4. From the annexure to the Order-in-Original it is seen that the value given by the manufacturer for different components has been substantially increased relying on the second report of the Cost Accountant. The Cost Accountant has not given the actual cost of each item manufactured by the appellant to enable the department to find out their assessable value. So, the value that is given in the annexure, namely, the second column "value as per special audit report" should not have been adopted by the adjudicating authority. In spite of the strenuous effort made by the learned Departmental Representative, we are clear in our mind that the special audit report submitted by the Cost Accountant is not of any assistance in finding out the assessable value of the intermediate products.

5. Appellate authority while disposing of the appeal, has not adverted to any of the above-mentioned aspects. That authority dismissed the appeal before it, without applying its mind to the dispute raised by the party.

6. In the above circumstances, the only course that is now open to us is to set aside the orders of the adjudicating authority and the appellate Commissioner. We do so. The demand of duty made under the impugned orders will stand quashed. The matter is remitted back to the adjudicating authority to find the cost of the intermediate products manufactured by the appellant during the period 1992-93 to 1995-96 with the help of a competent Cost Accountant of repute. Appellant suggested the names of two firms, Price Water House Cooper and Arthur Anderson. Department will be at liberty to choose one of them. This course we are adopting, because we are throughly dissatisfied with the manner in which the first Cost Accountant dealt with the issue to oblige the department. Since this is a long pending matter, adjudicating authority is directed to pass final order as expeditiously as possible, at any rate, within two months from the date of receipt of a copy of this order. This period of two months will exclude the period that will be taken by the Cost Accountant.
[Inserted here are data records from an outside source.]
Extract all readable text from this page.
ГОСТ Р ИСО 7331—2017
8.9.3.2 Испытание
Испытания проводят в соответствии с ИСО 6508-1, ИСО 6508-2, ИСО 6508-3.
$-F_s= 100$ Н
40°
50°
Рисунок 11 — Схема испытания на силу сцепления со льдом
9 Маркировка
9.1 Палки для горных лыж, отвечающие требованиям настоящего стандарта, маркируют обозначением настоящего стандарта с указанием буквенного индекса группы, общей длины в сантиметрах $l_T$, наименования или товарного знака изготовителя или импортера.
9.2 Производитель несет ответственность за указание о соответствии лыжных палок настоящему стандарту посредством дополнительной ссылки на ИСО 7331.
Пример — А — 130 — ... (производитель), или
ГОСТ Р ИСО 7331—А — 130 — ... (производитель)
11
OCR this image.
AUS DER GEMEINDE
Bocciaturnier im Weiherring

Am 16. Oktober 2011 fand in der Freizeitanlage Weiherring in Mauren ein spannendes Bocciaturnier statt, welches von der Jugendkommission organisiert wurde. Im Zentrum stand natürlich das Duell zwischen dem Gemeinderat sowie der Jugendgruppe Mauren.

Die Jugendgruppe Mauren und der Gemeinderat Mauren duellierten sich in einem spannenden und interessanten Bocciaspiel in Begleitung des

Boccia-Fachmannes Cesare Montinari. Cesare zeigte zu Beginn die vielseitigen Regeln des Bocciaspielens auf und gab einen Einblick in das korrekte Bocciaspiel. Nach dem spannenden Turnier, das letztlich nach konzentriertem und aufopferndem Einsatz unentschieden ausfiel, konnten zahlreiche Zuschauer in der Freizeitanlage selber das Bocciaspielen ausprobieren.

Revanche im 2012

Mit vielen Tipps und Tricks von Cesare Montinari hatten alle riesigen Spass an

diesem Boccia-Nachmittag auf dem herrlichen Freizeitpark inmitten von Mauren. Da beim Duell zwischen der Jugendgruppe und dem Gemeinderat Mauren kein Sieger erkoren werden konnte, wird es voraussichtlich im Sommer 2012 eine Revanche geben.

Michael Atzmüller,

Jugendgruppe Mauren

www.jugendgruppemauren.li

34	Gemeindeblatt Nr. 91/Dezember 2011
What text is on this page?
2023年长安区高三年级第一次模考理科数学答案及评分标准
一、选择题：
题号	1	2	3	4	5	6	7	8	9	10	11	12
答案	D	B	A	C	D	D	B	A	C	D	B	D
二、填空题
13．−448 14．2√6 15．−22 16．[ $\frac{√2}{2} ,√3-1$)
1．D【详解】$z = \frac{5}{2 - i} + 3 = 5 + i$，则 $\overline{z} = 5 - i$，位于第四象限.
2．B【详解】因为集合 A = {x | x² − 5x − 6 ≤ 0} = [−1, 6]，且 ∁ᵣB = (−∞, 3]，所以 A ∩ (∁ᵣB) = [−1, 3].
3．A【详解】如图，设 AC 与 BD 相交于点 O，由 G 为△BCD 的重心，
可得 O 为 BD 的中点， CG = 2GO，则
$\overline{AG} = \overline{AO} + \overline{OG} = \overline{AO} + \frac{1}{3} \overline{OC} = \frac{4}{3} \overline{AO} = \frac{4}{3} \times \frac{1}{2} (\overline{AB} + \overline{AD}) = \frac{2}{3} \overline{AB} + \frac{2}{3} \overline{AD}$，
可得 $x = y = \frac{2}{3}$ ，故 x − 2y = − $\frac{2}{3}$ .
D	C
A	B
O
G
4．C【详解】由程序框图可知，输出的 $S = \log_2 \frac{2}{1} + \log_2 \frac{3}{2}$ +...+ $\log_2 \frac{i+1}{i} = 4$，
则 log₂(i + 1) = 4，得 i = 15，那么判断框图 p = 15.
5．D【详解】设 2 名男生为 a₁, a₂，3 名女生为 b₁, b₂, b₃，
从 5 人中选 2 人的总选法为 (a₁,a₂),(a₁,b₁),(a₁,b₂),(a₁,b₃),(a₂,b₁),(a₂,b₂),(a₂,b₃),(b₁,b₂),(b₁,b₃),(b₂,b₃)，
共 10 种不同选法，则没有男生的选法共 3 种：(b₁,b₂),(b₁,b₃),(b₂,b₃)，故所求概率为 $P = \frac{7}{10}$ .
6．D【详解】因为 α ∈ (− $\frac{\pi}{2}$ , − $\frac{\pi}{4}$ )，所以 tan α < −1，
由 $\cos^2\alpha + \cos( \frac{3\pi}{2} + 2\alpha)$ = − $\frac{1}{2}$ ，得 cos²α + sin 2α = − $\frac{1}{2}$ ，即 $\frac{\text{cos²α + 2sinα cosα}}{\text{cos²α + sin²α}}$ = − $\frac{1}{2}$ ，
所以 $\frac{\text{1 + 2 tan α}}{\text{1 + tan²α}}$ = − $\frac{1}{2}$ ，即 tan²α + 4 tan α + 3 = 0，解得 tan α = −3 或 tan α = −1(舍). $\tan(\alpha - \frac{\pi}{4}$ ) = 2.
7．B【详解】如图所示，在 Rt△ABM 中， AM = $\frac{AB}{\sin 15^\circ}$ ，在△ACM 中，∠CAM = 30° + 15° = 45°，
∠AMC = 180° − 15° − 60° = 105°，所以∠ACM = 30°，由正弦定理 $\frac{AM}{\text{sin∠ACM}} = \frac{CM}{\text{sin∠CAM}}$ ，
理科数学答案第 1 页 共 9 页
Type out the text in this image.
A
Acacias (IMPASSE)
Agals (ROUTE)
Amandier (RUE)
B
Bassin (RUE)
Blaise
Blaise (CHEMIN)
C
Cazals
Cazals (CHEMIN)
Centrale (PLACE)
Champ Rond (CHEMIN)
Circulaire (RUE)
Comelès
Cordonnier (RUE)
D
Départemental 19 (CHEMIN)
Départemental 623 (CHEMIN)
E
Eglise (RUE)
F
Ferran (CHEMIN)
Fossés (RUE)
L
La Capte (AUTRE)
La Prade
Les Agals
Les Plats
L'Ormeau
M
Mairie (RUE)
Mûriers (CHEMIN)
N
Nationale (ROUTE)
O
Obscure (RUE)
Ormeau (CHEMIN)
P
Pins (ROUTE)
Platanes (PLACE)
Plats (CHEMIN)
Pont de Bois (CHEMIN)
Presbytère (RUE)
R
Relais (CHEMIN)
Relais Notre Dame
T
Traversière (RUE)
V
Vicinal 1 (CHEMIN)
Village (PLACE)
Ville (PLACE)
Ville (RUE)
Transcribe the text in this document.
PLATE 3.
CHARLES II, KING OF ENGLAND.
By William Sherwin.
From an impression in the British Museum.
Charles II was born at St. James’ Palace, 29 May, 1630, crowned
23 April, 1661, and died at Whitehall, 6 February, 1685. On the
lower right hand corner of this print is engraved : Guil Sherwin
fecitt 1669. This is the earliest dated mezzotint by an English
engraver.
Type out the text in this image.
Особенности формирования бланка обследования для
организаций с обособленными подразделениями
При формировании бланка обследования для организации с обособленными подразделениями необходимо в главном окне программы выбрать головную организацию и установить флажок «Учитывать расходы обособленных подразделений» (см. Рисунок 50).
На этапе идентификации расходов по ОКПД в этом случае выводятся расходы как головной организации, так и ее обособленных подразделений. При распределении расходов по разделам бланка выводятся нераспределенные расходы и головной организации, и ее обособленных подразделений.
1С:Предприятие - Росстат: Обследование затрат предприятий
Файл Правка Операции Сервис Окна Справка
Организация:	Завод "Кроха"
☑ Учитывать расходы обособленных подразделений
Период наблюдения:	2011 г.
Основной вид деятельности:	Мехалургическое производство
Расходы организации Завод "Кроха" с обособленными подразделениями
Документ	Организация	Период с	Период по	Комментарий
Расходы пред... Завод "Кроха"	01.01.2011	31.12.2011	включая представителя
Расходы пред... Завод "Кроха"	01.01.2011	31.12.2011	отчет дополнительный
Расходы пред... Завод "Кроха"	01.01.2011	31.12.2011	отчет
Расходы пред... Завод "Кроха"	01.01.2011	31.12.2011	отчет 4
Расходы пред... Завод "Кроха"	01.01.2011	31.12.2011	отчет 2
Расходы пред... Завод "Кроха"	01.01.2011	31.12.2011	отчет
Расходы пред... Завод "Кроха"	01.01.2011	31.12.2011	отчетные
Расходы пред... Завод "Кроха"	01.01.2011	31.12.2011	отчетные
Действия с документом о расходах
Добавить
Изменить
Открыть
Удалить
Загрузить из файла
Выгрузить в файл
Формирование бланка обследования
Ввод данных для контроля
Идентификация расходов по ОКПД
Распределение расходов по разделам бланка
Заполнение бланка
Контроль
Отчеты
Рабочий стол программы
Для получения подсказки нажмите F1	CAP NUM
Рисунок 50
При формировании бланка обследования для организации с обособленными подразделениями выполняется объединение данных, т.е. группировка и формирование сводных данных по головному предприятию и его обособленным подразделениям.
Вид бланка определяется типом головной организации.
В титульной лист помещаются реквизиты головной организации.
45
The bank guarantee encashed will be returned to the appellant on their furnishing a fresh bank guarantee for the amount for which originally they furnished the bank guarantee, namely, Rs. 55 lakhs.

7. Appeal is disposed of in the above terms.

8. Before parting with the case, we express our anguish in the manner in which the power under Section 14A of the Act has been misused by the departmental authorities in this case. Section 14A was enacted with the intention to have the controversy between the manufacturer and the department resolved with the help of an independent competent professional Cost Accountant. How that power is subject to misuse is evidenced in the instant case. The report filed by the Cost Acountant was remitted back to him without giving any valid reason. The Cost Accountant obliged the department by submitting a report which is favourable to the department without the backing of any fresh data or material. This should not have been the way in which the excise department and the professional like a Cost Accountant would have aproached the issue. The excise authorities must, therefore, use proper discretion in selecting competent cost accountant and the cost accountants should also act independently of the excise authorities once they are appointed to discharge their professional obligation.

Pronounced and dictated in the open Court.